Advanced Options for Breast Reconstruction
Plastic and reconstructive surgeons were pleased when the lumpectomy surgery was introduced. It became a most conservative approach to address breast cancer. Whether for the purpose of a biopsy, a wedge resection, or a partial mastectomy, lumpectomy was a great advancement in breast cancer treatment. However, patients do not have a breast implant option that is appropriate for the results of a lumpectomy.
It may seem unrealistic that breast augmentation cannot be performed after lumpectomy, but other advancements have been made to allow surgeons to use breast implants in breast reconstruction, including nipple sparing surgery and acellular dermis:
Nipple sparing surgery involves the removal of the breast duct system and any cancerous tissue. Yet, the nipple, areola and a skin pocket is preserved. Then, a breast implant or tissue from another area of the body may be placed in the newly created skin pocket.

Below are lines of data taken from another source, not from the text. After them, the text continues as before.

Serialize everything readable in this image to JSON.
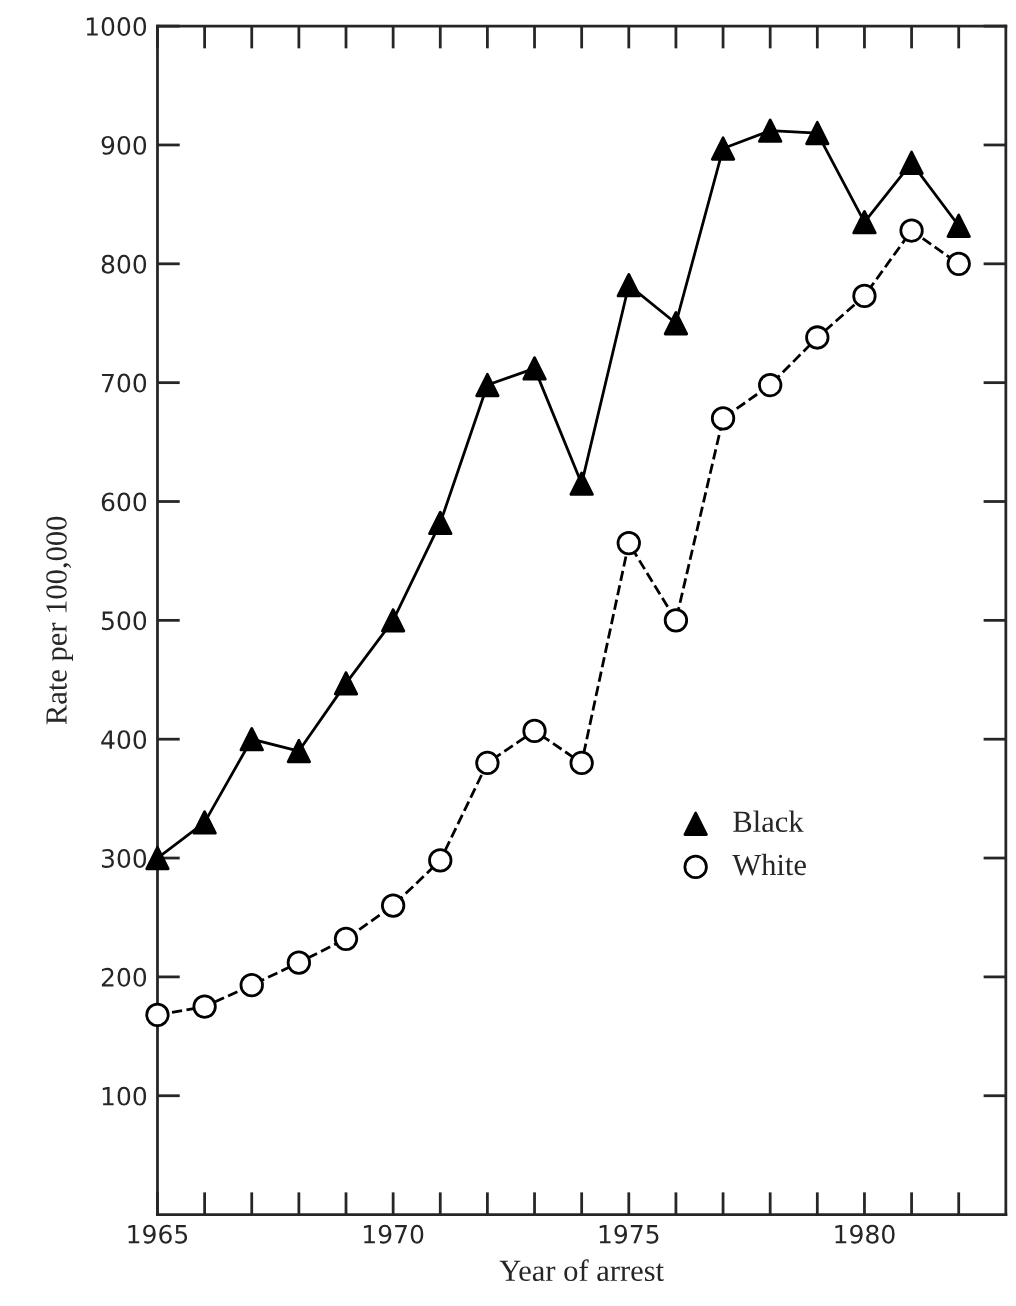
{
  "chart_data": {
    "type": "line",
    "xlabel": "Year of arrest",
    "ylabel": "Rate per 100,000",
    "x": [
      1965,
      1966,
      1967,
      1968,
      1969,
      1970,
      1971,
      1972,
      1973,
      1974,
      1975,
      1976,
      1977,
      1978,
      1979,
      1980,
      1981,
      1982
    ],
    "series": [
      {
        "name": "Black",
        "color": "#000000",
        "marker": "triangle",
        "line_style": "solid",
        "values": [
          300,
          330,
          400,
          390,
          447,
          500,
          582,
          698,
          712,
          615,
          782,
          750,
          897,
          912,
          910,
          835,
          885,
          832
        ]
      },
      {
        "name": "White",
        "color": "#000000",
        "marker": "circle",
        "line_style": "dashed",
        "values": [
          168,
          175,
          193,
          212,
          232,
          260,
          298,
          380,
          407,
          380,
          565,
          500,
          670,
          698,
          738,
          773,
          828,
          800
        ]
      }
    ],
    "xlim": [
      1965,
      1983
    ],
    "xticks": [
      1965,
      {
        "value": 1966,
        "label": null
      },
      {
        "value": 1967,
        "label": null
      },
      {
        "value": 1968,
        "label": null
      },
      {
        "value": 1969,
        "label": null
      },
      1970,
      {
        "value": 1971,
        "label": null
      },
      {
        "value": 1972,
        "label": null
      },
      {
        "value": 1973,
        "label": null
      },
      {
        "value": 1974,
        "label": null
      },
      1975,
      {
        "value": 1976,
        "label": null
      },
      {
        "value": 1977,
        "label": null
      },
      {
        "value": 1978,
        "label": null
      },
      {
        "value": 1979,
        "label": null
      },
      1980,
      {
        "value": 1981,
        "label": null
      },
      {
        "value": 1982,
        "label": null
      }
    ],
    "ylim": [
      0,
      1000
    ],
    "yticks": [
      100,
      200,
      300,
      400,
      500,
      600,
      700,
      800,
      900,
      1000
    ],
    "grid": false,
    "legend": "lower right"
  }
}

Acellular dermis allows for the creation of a breast pocket in which a breast implant can be placed. Acellular dermis is a connective tissue layer of the skin in cadaver tissue. This technique may or may not involve the use of a tissue expander.
Though both of these advancements are relatively new, many patients have been pleased with the option to preserve their nipple, areola and as much breast as possible through these new approaches.